Bottom line: the are many general purpose use cases of SeismicMesh besides in seismology but currently that's what it's used for.
krober10nd
commented
4 years ago I took a stab at improving the purpose and clarity in #45, which can be seen here https://github.com/krober10nd/SeismicMesh/tree/purpose
krober10nd
commented
4 years ago I did a couple more revisions of the README and merged it in. I personally think it's clearer now.
krober10nd
commented
4 years ago Revised it a little more today.
nschloe
commented
4 years ago These aforementioned mesh generation software generally require a sizing function to be defined on a mesh, which creates a circular problem of building a mesh to build a mesh.
That's not true. CGAL does mesh refinement based on general functions (see, e.g., https://github.com/nschloe/pygalmesh#local-refinement) and so does gmsh.
So if I get it right, SeismicMesh is basically a big distmesh implementation that can also ready seismic velocity model files and create a mesh sizing field from it. Is that correct?
krober10nd
commented
4 years ago That's not true. CGAL does mesh refinement based on general functions (see, e.g., https://github.com/nschloe/pygalmesh#local-refinement) and so does gmsh.
That's fair and I'll edit the language to reflect your point. However, I meant more along the lines of how does a user build a sizing function from a given seismic velocity model.

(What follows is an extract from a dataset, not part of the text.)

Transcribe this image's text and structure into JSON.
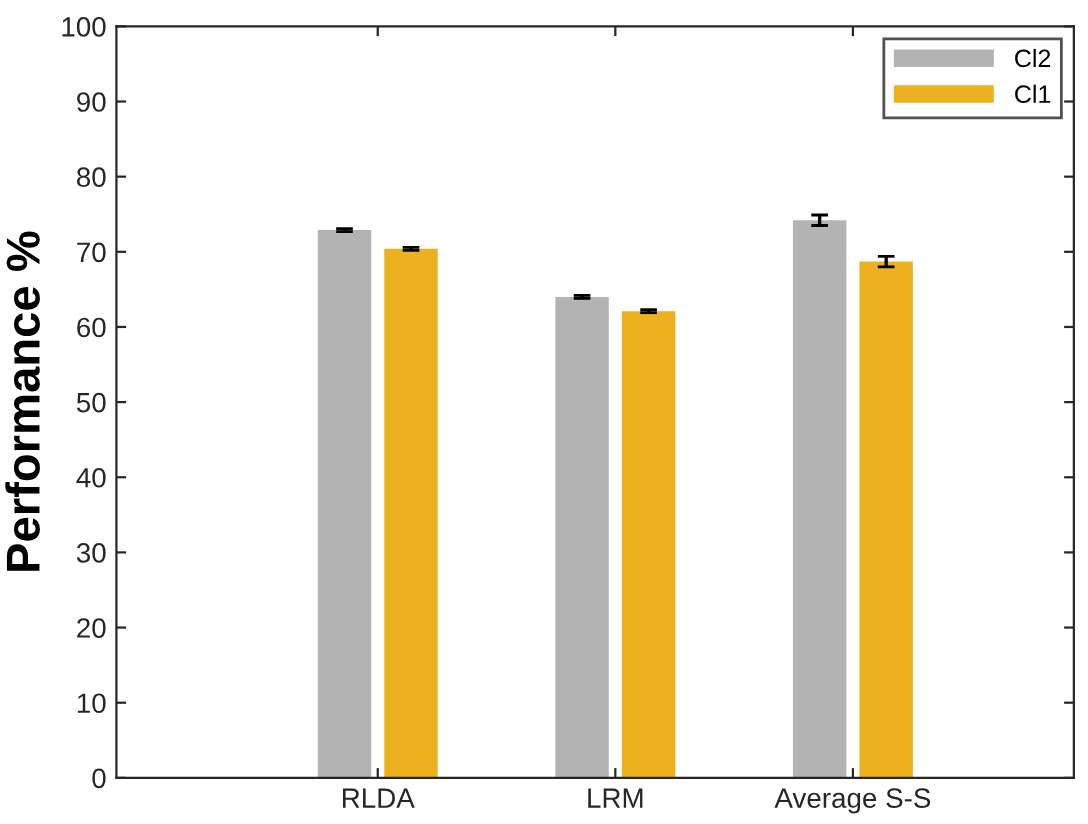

For analytical sizing functions, it's straightforward. For user-defined fields, the gmsh 4.6.0 user guide syas:
The PostView field specifies an explicit background mesh in the form of a scalar post-processing view (see Post-processing commands, and File formats) in which the nodal values are the target element sizes. This method is very general but it requires a first (usually rough) mesh and a way to compute the target sizes on this mesh (usually through an error estimation procedure, in an iterative process of mesh adaptation). Warning: only parsed (.pos) files can currently be used as background meshes (.msh files cannot be used, since the mesh used to define the field will be destroyed during the meshing process). (Note that you can also load a background mesh directly from the command line using the -bgm option (see Command-line options), or in the GUI by selecting ‘Apply as background mesh’ in the post-processing view option menu.)
Hence where my comment a mesh to define a mesh.
So if I get it right, SeismicMesh is basically a big distmesh implementation that can also ready seismic velocity model files and create a mesh sizing field from it. Is that correct?
That's correct. A parallel distmesh with mesh improvement and mesh sizing field creation from seismic velocity model files.
nschloe
commented
4 years ago That's correct.
Good. Can SeismicMesh generate meshes for non-rectangular domains, too?
krober10nd
commented
4 years ago Good. Can SeismicMesh generate meshes for non-rectangular domains, too?
Yep.
There's two examples in the folder examples that show how you can mesh non-rectangular domains (2D and 3D).
I use iso contours of seismic velocity to define a 0-level set, which defines the meshing domain.
This is about the README. The premise of SeismicMesh is unclear:
First off, I think it's tetrahedral meshing in 3D, right? What does is "meshing for a slab of Earth" mean, how is it different from meshing for the air around a wing? What exactly does SeismicMesh do differently than gmsh, or what's it's specialty? I'm guessing it has to do with the segy files. How is this useful for seismic computations?